Нарушать инструкцию не имею права, сам знаешь, -- не то сказал, не то
подумал вслух он.
Я вытащил из потайного кармана пятнадцатизу-бовик, который тут же
бросил на стойку. Братец дежурный администратор поднял его со стойки и
положил себе в потайной карман. После того, как он положил пятнадцатизубовик
себе в потайной карман, он вышел из-за стойки, встал в очередь впереди меня,
пропустил меня без очереди вперед, вернулся за стойку и сказал:
-- Тебе, братец медалист, апартаменты с непорядочной шлюхой или без?
-- Лучше -- без.
-- В нашем отеле все апартаменты с непорядочными шлюхами.
-- Давай с непорядочной.
-- Платить придется за трое суток, на меньший срок не сдаем.
-- Хорошо.
Я протянул ему три девятизубовика. Он вытащил из сейфа толстую тетрадь,
сорвал с нее печать и вписал в страницы мою прописку и кличку.
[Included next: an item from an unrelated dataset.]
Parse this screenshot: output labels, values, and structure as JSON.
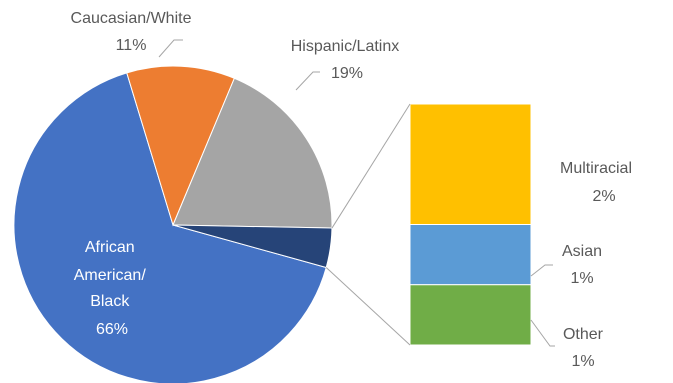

-- Двадцать первая комната, -- сказал братец дежурный администратор с
осоловевше-счастливыми глазами.
А я вдруг вспомнил братца Принцессу в его двадцатиоднозубой короне. Мой
ум зачем-то зашел за мой здравый разум, и мне стало казаться. Мне стало
казаться, что мы идем с ним по синей иллюзии ядовитой окружающей среды без
скафандров... Но уже через секунду мой ум вышел из-за моего разума, и я
увидел коридор, а в нем -- вышедшую меня встречать непорядочную шлюху. Я
подошел к нему и обнял за плечи.
Он хохотнула и сказала:
-- Ласковый!
И чмокнула меня в щеку, обдав шикарным запахом дешевых духов и губной
помады. Я прижал к себе непорядочную шлюху крепче. Он застонала:
-- Ла-а-с-ковый...
Когда мы вошли в апартаменты, я сел на кровать, которая была в
апартаментах, где кроме кровати и стула в апартаментах ничего больше не
было. Он остановилась около стула.
-- Как твоя кличка? -- спросил я.
-- Непорядочная шлюха Инфанта.
Я не знал, что говорить, и поэтому молчал.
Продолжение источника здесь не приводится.